River of No Return is the autobiography of Cleveland Sellers, who got involved in the Civil Rights movement in 1960 while still a high school student living in the completely segregated town of Denmark, South Carolina. In his remarkable book he leads the reader to understand not only what it meant to be Black in this town but also, to some extent, what it meant to be White, and why the Whites in the town were so surprised when the first anti-segregation sit-in occurred at a lunch counter in Denmark, S.C. In the process he chronicles the birth and demise of the group S.N.C.C., or Student Nonviolent Coordinating Committee, a Civil Rights group not satisfied with the N.A.C.C. P.'s willingness to accept the status quo and try to bring equality about slowly and gradually. As Sellers says, during his first sit-in, he thought it was "about the hamburger," that the goal was to get served in a non-segregated way. The book shows how his understanding of the issues grows past the idea that the goal was to eat a hamburger in the "White" section to bringing about fundamental, profound changes in American society that would bring African-Americans true equality.
Sellers demonstrates that many people in the Black community of Denmark were uncomfortable with his growing activism. His mother received critical remarks about him; the President of black, local, Vorhees College was fired when the students became too active for the taste of the Board of Trustees; and his determination to continue with his activist activities caused a major rift between his father, whom he idolized, and himself. He notes that young Black college students across the South had similar confrontations with their parents as the sit-in movement grew.
The students who began the sit-in movement joined S.N.C.C. just as it was forming, putting Sellers virtually at the beginning of this organization. As a teenager he faced difficult times as the next few years unfolded, including the murder of Civil Rights workers in Meridian, MS in 1963, and the shift of emphasis within the S.N.C.C. On politics rather than integration and voter registration. He also saw the S.N.C.C. gradually distance itself from the White activists who had been welcomed as people ready to work with them for a common cause at the beginning.
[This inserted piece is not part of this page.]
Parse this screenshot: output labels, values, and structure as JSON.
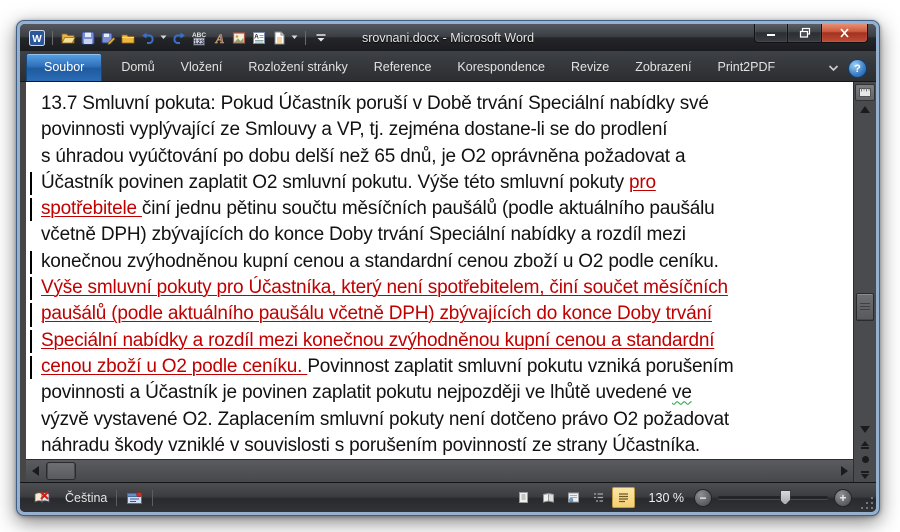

In the process, he watched as White critics attempted to pretend that it was "about the hamburger," and that they might accept certain adjustments in the Jim Crow rules if the balance of power did not shift, and claims in newspapers that Civil Rights workers who had disappeared were in hiding, either to make it look like foul play when it wasn't, or simply because they were cowards who couldn't face the consequences of their actions.
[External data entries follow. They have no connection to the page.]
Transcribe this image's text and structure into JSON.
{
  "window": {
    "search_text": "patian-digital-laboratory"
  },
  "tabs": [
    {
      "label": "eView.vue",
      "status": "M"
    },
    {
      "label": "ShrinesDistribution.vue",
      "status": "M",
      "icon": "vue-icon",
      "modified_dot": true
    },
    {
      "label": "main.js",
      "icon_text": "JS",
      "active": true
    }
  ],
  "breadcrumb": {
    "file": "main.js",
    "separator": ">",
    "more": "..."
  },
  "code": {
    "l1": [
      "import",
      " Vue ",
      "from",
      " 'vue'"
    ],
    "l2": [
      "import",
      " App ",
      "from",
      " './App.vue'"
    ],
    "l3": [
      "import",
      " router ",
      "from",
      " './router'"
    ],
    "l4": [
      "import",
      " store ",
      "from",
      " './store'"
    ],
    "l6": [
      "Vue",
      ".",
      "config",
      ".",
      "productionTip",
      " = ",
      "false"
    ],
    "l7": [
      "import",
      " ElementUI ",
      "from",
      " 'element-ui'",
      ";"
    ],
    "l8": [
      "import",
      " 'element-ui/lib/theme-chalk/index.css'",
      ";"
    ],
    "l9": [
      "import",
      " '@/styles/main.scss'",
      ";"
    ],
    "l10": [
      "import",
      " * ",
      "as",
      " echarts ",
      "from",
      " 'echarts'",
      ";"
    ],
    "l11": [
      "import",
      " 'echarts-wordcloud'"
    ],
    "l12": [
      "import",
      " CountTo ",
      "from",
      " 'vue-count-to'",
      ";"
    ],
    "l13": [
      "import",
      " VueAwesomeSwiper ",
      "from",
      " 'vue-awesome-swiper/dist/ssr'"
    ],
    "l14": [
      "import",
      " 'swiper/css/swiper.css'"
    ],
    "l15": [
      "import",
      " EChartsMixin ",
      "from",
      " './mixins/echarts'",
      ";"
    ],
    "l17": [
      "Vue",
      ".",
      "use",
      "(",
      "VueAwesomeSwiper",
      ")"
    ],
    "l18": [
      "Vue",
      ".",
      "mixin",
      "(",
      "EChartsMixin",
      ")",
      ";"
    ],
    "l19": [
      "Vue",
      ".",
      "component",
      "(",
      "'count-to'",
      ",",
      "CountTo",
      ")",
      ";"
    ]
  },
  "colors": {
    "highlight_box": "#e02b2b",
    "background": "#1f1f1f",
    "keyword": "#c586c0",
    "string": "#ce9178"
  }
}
As a rift developed within the leadership of the S.N.C.C., those opposed to their goals took advantage of it to undermine their efforts. The group had shifted from some college students trying to get a hamburger while sitting at the Walgreen's counter to young adults who knew African-American babies were starving to death and that young Black men were still being lynched. They recognized that they were revolutionaries, and that the struggle was not about the hamburger, but what the hamburger represented -- full and equal access to all aspects of American society, including the one most threatening to Whites: a true political voice.
As these young leaders matured, they saw the fight for Civil Rights move beyond the South to major cities in the North, Midwest and West, including Harlem in New York City, Watts in Los Angeles, Chicago, and Philadelphia. One of S.N.C. C.'s first members, Julian Bond, ran for a seat in the Georgia House of Representatives. The Viet Nam War had become a concern, and a student leader in Alabama was shot for attempting to use a "Whites Only" restroom in a gas station. The juxtaposition of African-American men sent to liberate Viet Nam while they had virtually no political say in their own country and could be shot over using the wrong bathroom was not lost on S.N.C.C. "Black Consciousness" became more and more important to its members even though 25% of their members were White. This issue was forced when two White members wanted to use S.N.C.C. To organize poor Whites in Louisiana, while Black leaders of the group continued to be arrested on what seemed like trumped-up charges. What should have been small-scale events turned into full-blown riots. Just when it seemed it could get no worse, Martin Luther King, Jr. was assassinated in Memphis.